Simon A, Papoz L, Ponton-Sanchez A, et al. Feasibility and reliability of ankle arm blood pressure index in preventive medicine. Angiology, 51(6):463-71,2000.
Centre de Medecine Preventive Cardiovasculaire, CRI INSERM, Hopital Broussais, Paris, France.
Despite its potential usefulness for assessing preclinical atherosclerosis
and cardiovascular risk, the ankle/arm blood pressure index (AAI) has
not yet been the matter of study evaluating its feasibility and reliability
by nonspecialist doctors in a general population. This study was planned
for two steps. In step 1, the measurement of AAI, (ratio between Doppler
systolic pressure at the ankle for each lower limb and the highest value
of Doppler systolic pressure of the two upper limbs), should be performed
by 50 general practitioners (GPs), 50 social security center physicians,
and 50 occupational health physicians in 3,000 male smokers, 40 to 59
years, without clinical cardiovascular disease. In step 2, AAI measurement,
coupled with echography-Doppler of iliofemoral arteries, should be repeated
by a specialist in all subjects with decreased AAI (<0.90) and the
first two subjects with normal AAI recruited in step 1 by each nonspecialist.

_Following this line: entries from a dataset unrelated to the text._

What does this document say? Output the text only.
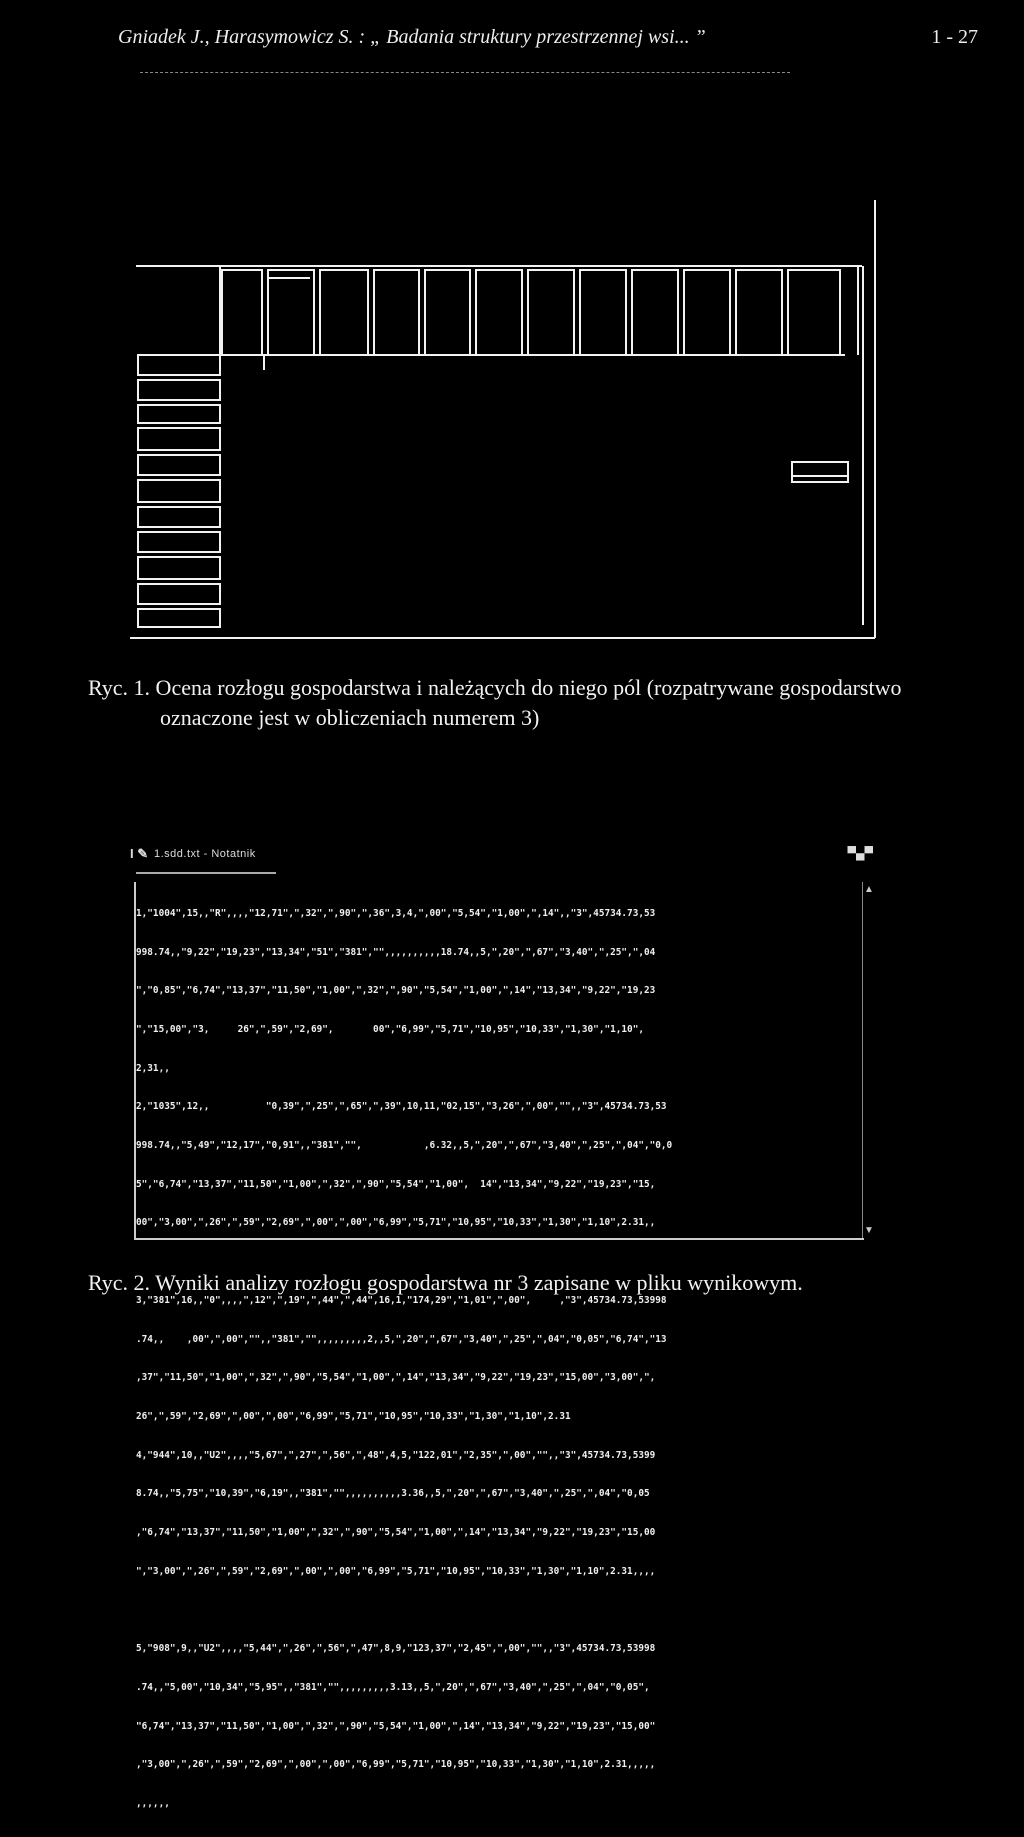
Gniadek J., Harasymowicz S. : „ Badania struktury przestrzennej wsi... ”	1 - 27
Ryc. 1. Ocena rozłogu gospodarstwa i należących do niego pól (rozpatrywane gospodarstwo
oznaczone jest w obliczeniach numerem 3)
I ✎ 1.sdd.txt - Notatnik	▀▄▀

1,"1004",15,,"R",,,,"12,71",",32",",90",",36",3,4,",00","5,54","1,00",",14",,"3",45734.73,53

998.74,,"9,22","19,23","13,34","51","381","",,,,,,,,,,18.74,,5,",20",",67","3,40",",25",",04

","0,85","6,74","13,37","11,50","1,00",",32",",90","5,54","1,00",",14","13,34","9,22","19,23

","15,00","3,     26",",59","2,69",       00","6,99","5,71","10,95","10,33","1,30","1,10",

2,31,,

2,"1035",12,,          "0,39",",25",",65",",39",10,11,"02,15","3,26",",00","",,"3",45734.73,53

998.74,,"5,49","12,17","0,91",,"381","",           ,6.32,,5,",20",",67","3,40",",25",",04","0,0

5","6,74","13,37","11,50","1,00",",32",",90","5,54","1,00",  14","13,34","9,22","19,23","15,

00","3,00",",26",",59","2,69",",00",",00","6,99","5,71","10,95","10,33","1,30","1,10",2.31,,

3,"381",16,,"0",,,,",12",",19",",44",",44",16,1,"174,29","1,01",",00",     ,"3",45734.73,53998

.74,,    ,00",",00","",,"381","",,,,,,,,,2,,5,",20",",67","3,40",",25",",04","0,05","6,74","13

,37","11,50","1,00",",32",",90","5,54","1,00",",14","13,34","9,22","19,23","15,00","3,00",",

26",",59","2,69",",00",",00","6,99","5,71","10,95","10,33","1,30","1,10",2.31

4,"944",10,,"U2",,,,"5,67",",27",",56",",48",4,5,"122,01","2,35",",00","",,"3",45734.73,5399

8.74,,"5,75","10,39","6,19",,"381","",,,,,,,,,,3.36,,5,",20",",67","3,40",",25",",04","0,05

,"6,74","13,37","11,50","1,00",",32",",90","5,54","1,00",",14","13,34","9,22","19,23","15,00

","3,00",",26",",59","2,69",",00",",00","6,99","5,71","10,95","10,33","1,30","1,10",2.31,,,,

5,"908",9,,"U2",,,,"5,44",",26",",56",",47",8,9,"123,37","2,45",",00","",,"3",45734.73,53998

.74,,"5,00","10,34","5,95",,"381","",,,,,,,,,3.13,,5,",20",",67","3,40",",25",",04","0,05",

"6,74","13,37","11,50","1,00",",32",",90","5,54","1,00",",14","13,34","9,22","19,23","15,00"

,"3,00",",26",",59","2,69",",00",",00","6,99","5,71","10,95","10,33","1,30","1,10",2.31,,,,,

,,,,,,

▲
▼
Ryc. 2. Wyniki analizy rozłogu gospodarstwa nr 3 zapisane w pliku wynikowym.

The number of physicians and subjects participating in step 1 was lower
than planned (80 physicians and 962 subjects) with the greatest defect
for GPs (six physicians and 35 subjects) and the prevalence of decreased
AAI was low (28 subjects). AAI measurement was repeated in step 2 in
only 12 subjects with decreased AAI in step 1 and in 124 subjects with
normal AAI in step 1. Five of the six subjects with decreased AAI in
step 2 also had decreased AAI in step 1 and 123 of the 130 subjects with
normal AAI in step 2 also had normal AAI in step 1. As regards echographic
stenosis, decreased AAI had a sensitivity of 44% and a specificity of
98%. AAI seems more feasible for occupational health physicians and social
security center physicians and AAI is also reliable for nonspecialists
previously trained, but its predictive value as regards echographic stenosis
is poor in asymptomatic subjects, which may limit its usefulness for
detecting preclinical atherosclerosis.